The local area

Château Plombis is in the heart of the Quercy Blanc region, so named for its chalk plateaux, and pale stone houses.

The Quercy Blanc is at the southern end of the Quercy region – a former province of south west France, centred around Cahors.  Quercy Blanc is characterised by small hilltop towns and villages built from the pale local limestone.  Those from the 13th and 14th centuries, built around a central arcaded square, with streets radiating from this, are known as ‘bastides’, and are very early examples of town planning.  Castelsagrat, a few minutes’ walk from Chateau Plombis, is just such a bastide village.


Around the sides of the medievel arcaded square, like the utility companies shared around each side of a Monopoly board, Castelsagrat has a useful tobacconist and general store selling charcuterie, fromage, fruit and vegetables, grocery items, wine, postcards etc. and also English magazines and newspapers.  On the next side there is a very popular bar-restaurant which is definitely worth a visit for lunch or dinner.  Opposite the general store, across the square, the boulanger bakes a variety of bread, croissants and pastries twice a day.  On the fourth side of the square, opposite the bar, is the village post office, as well as a hairdresser next door.

View over the village square at Castelsagrat

Valence d’Agen

Valence d’Agen is the nearest town to Château Plombis.  It is known as an ‘English bastide’ from the time when the English owned the Agenais region, and the town was founded by Edward I’s lieutenant-general, William de Valence.   There is a very lively market every Tuesday morning which fills two market squares – and beyond.

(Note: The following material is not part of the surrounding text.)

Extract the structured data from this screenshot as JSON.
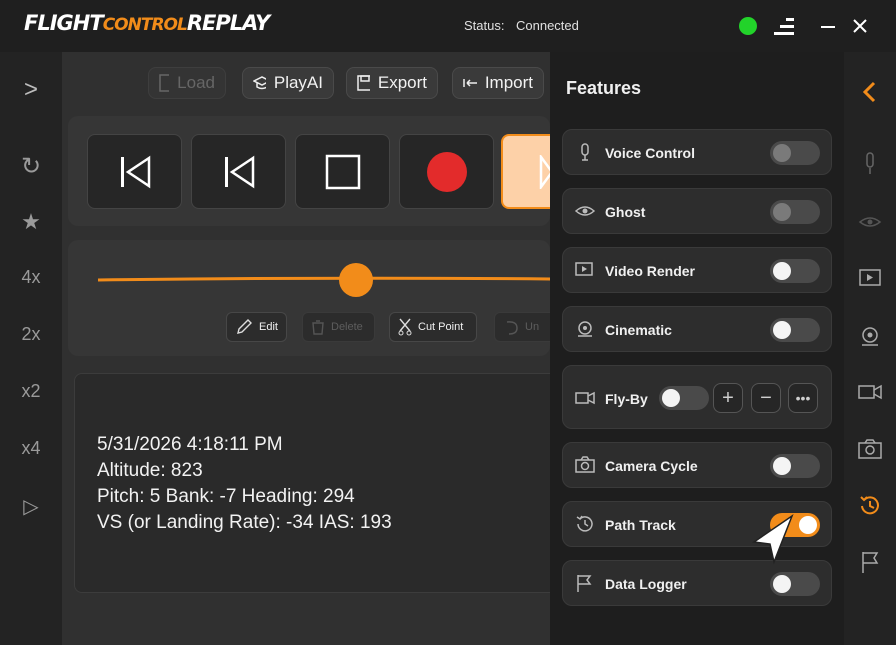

There are also two supermarkets in the town.  Valence is next to the Canal des Deux Mers, which links Bordeaux and Toulouse.  Alongside the entire length of this canal runs the ‘Voie Verte’, which is a cycle and pedestrian path.


The attractive town of Moissac is about 25 minutes drive from Chateau Plombis.  A little larger than Valence d’Agen, it has both the River Tarn and the Canal des Deux Mers running through it, and is also the place where the River Tarn meets the River Garonne.  There is a very good market twice a week, on a Saturday and a Sunday morning in the covered ‘halles’, but also outside in the main square and surrounding streets.  There are lots of restaurants and galleries around the abbey area.  The abbey and its beautiful 11th century cloisters are well worth a visit.

Other interesting towns in the vicinity good for shopping, restaurants or sights include Agen, 30 minutes away, which is the Préfecture town of Lot et Garonne; Montauban a 45 minute drive – the Préfecture town of Tarn et Garonne; and Cahors a 50 minute drive, the Préfecture town of the Lot departement.